Re: indexes on functions and create or replace function

Tom Lane

unread,

Aug 28, 2008, 2:30:54 PM8/28/08

to

"Matthew Dennis" <mde...@merfer.net> writes:
> Given table T(c1 int) and function F(arg int) create an index on T using
> F(c1). It appears that if you execute "create or replace function F" and
> provide a different implementation that the index still contains the results
> from the original implementation, thus if you execute something like "select
> * from T where F(c1)" after replacing the function that it now misses rows
> that should be returned. In other words, the index isn't aware the function
> is now returning different values. That's not the correct/expected behavior
> is it? I would have expected that replacing the function would have caused
> any indexes that depend on that function to be reindexed/recreated with the
> new function implementation.

If it did that, you (or someone) would complain about the enormous
overhead imposed on trivial updates of the function. Since determining
whether the function actually did change behavior is Turing-complete,
we can't realistically try to determine that in software. So we leave
it up to the user to reindex if he makes a behavioral change in an
indexed function.

(Changing the behavior of an allegedly IMMUTABLE function has a number
of other pitfalls besides that one, btw.)

regards, tom lane

--
Sent via pgsql-general mailing list (pgsql-...@postgresql.org)
To make changes to your subscription:
http://www.postgresql.org/mailpref/pgsql-general

Matthew Dennis

unread,

Aug 28, 2008, 10:21:59 PM8/28/08

to

On Thu, Aug 28, 2008 at 9:30 AM, Tom Lane <t...@sss.pgh.pa.us> wrote:

If it did that, you (or someone) would complain about the enormous
overhead imposed on trivial updates of the function. Since determining
whether the function actually did change behavior is Turing-complete,
we can't realistically try to determine that in software. So we leave
it up to the user to reindex if he makes a behavioral change in an
indexed function.

I have no doubt that someone would complain about it, but I think it's better than the alternative. I received no errors, no warnings and no indication whatsoever that my queries were now returning incorrect results. If people are worried about the case of changing the text/implementation of the function but not the behavior and needing to avoid the reindexing overhead, it should prevent you from doing it unless you explicitly say no reindexing is required. How about having NOREINDEX and/or REINDEX options in the create or replace function syntax? If no indexes depend on the function, no option is required. If there are indexes on the function, require one or the other (thus handling all cases). I have two main issues I'm trying to address:

1) Future queries not returning matching rows.
2) Having to manually go find all the indexes that use that function, drop them, replace the function, recreate them. This just seems like tedioum that really should live interal to PG.

Matthew Dennis

unread,

Aug 28, 2008, 10:25:49 PM8/28/08

to

On Thu, Aug 28, 2008 at 9:30 AM, Tom Lane <t...@sss.pgh.pa.us> wrote:

(Changing the behavior of an allegedly IMMUTABLE function has a number
of other pitfalls besides that one, btw.)
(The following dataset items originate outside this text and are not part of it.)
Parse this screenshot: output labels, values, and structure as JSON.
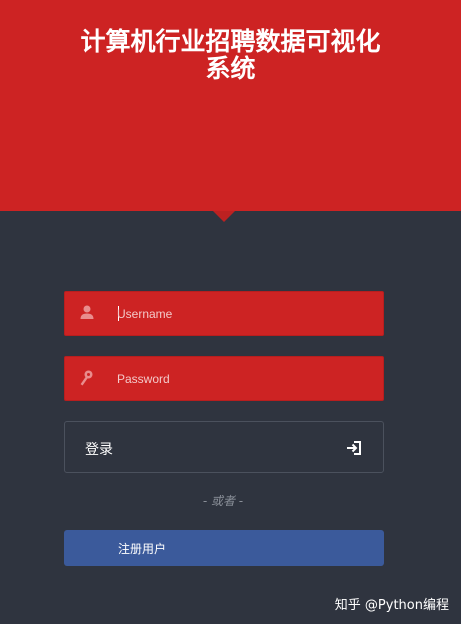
{
  "header": {
    "title_line1": "计算机行业招聘数据可视化",
    "title_line2": "系统",
    "color": "#cd2323"
  },
  "form": {
    "username": {
      "placeholder": "Username",
      "value": "",
      "icon": "user-icon"
    },
    "password": {
      "placeholder": "Password",
      "value": "",
      "icon": "key-icon"
    },
    "login_label": "登录",
    "login_icon": "sign-in-icon",
    "separator": "- 或者 -",
    "register_label": "注册用户"
  },
  "watermark": "知乎 @Python编程",
  "colors": {
    "background": "#2f343f",
    "accent": "#cd2323",
    "register": "#3b5a9b"
  }
}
I'm interested in knowing what they are - could you point me in the right direction (I've read the docs on immutable, etc) or briefly discuss them here please? Thanks...

Christophe

unread,

Aug 28, 2008, 10:32:32 PM8/28/08

to

On Aug 28, 2008, at 3:21 PM, Matthew Dennis wrote:
> I have no doubt that someone would complain about it, but I think
> it's better than the alternative.

Determining if changing any function will cause an index to break is
not a straight-forward problem. I don't believe that PG right now
keeps a graph of which functions call which, so replacing a function
deep in the logical calling hierarchy could break the index as easily
as one mentioned at the top.

Tom Lane

unread,

Aug 28, 2008, 11:22:06 PM8/28/08

to

The main one I can think of offhand is that a call of the function might
have been folded to a constant in some cached plan somewhere, and
there's no mechanism to cause that plan to get redone. (This might or
might not get fixed in 8.4 --- since the plan no longer contains any
reference at all to the function, it's not exactly trivial to fix.)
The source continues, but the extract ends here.